[Date Prev][Date Next][Thread Prev][Thread Next][Date Index][Thread Index]

[Condor-users] flocking question



Hi, I'm attempting to get flocking working from a dedicated cluster to a cluster of workstations, with only partial success.

I think that the issue may be related to internal vs. external networks, and so would like some input from the condor community.

We have a dedicated condor cluster which communicates completely on an internal 10.101.x.x network, which is on an internal network interface on each node and the head. The head node and 10 submit nodes also have an external interface, into which people login and submit jobs. However the schedd and startd etc. all talk to each within this pool on the internal network.

We would like this cluster to be able to flock to a workstation cluster that is completely on the external network. The head node of this workstation cluster can also see the internal network, but its condor_config has explicitly set the interface to be the external one.

FLOCK_TO and FLOCK_FROM were set on both heads nodes with the explcit external interfaces on the other head nodes, and ALLOW_READ and ALLOW_WRITE were set to allow all machines on the external network to be able to interact with the head node of the workstation cluster.
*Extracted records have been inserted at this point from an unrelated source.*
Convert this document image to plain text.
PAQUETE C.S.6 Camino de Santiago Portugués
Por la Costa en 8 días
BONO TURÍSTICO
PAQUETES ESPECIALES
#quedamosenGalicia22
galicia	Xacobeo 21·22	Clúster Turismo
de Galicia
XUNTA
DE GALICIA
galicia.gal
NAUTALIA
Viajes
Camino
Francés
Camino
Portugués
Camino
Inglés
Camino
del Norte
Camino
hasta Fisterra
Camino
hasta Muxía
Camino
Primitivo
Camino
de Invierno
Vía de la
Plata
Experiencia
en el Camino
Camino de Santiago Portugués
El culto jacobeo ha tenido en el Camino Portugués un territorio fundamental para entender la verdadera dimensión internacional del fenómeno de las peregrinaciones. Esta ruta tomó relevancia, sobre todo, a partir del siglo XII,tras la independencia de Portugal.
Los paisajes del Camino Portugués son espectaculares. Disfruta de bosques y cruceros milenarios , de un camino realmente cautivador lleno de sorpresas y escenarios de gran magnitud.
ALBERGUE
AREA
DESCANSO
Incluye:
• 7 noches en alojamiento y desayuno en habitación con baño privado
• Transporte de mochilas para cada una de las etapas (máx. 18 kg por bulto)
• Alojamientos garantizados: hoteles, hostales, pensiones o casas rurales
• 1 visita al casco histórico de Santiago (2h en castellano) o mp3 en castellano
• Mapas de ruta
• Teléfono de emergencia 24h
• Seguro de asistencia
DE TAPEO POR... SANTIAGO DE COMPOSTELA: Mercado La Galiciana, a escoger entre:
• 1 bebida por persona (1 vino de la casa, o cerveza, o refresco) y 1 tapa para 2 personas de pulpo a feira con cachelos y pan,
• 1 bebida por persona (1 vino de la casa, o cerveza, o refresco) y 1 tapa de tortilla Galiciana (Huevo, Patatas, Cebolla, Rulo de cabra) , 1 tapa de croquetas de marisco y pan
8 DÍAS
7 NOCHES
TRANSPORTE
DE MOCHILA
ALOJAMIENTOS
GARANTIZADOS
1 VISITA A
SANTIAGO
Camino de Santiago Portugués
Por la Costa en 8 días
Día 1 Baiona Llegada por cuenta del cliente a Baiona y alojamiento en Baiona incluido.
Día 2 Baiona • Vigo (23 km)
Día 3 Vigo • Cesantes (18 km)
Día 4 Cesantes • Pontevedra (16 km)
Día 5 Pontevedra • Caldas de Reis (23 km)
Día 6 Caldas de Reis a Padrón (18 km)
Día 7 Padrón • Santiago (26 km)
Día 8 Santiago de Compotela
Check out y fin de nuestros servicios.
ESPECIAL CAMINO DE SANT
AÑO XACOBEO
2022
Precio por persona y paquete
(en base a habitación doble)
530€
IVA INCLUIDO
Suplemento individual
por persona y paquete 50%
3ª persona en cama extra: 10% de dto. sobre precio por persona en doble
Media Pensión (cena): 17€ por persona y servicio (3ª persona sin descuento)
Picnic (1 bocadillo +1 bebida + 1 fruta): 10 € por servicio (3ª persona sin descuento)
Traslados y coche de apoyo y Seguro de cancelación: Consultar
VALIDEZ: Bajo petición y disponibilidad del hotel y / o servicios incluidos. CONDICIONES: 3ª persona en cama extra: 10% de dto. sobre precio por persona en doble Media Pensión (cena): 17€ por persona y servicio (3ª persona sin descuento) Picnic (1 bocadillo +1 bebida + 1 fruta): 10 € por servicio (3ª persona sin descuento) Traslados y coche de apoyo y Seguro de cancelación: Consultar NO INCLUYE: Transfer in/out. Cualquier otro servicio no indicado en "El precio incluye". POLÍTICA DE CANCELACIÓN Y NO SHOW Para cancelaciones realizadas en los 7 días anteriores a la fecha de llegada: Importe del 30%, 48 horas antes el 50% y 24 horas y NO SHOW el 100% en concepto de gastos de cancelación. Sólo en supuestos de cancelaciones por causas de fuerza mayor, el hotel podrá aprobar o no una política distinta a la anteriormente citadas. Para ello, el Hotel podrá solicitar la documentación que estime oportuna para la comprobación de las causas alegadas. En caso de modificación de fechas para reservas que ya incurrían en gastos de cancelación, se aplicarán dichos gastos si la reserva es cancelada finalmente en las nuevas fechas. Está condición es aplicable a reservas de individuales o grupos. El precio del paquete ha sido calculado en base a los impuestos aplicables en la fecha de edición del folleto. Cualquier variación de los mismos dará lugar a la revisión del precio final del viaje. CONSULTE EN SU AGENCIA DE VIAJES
What I've seen is matchmaking between the two head nodes, and the workstation nodes preparing to receive the job but timing out. I've increased the timeout from 2 to 20 minutes without an improvement.

My question is: can the schedd on the submit nodes, which normally talk to the other nodes on an internal network and interface, be able to contact condor on the workstations on the external interface? If not, what options do we have for getting the clusters to flock?


thanx,

rob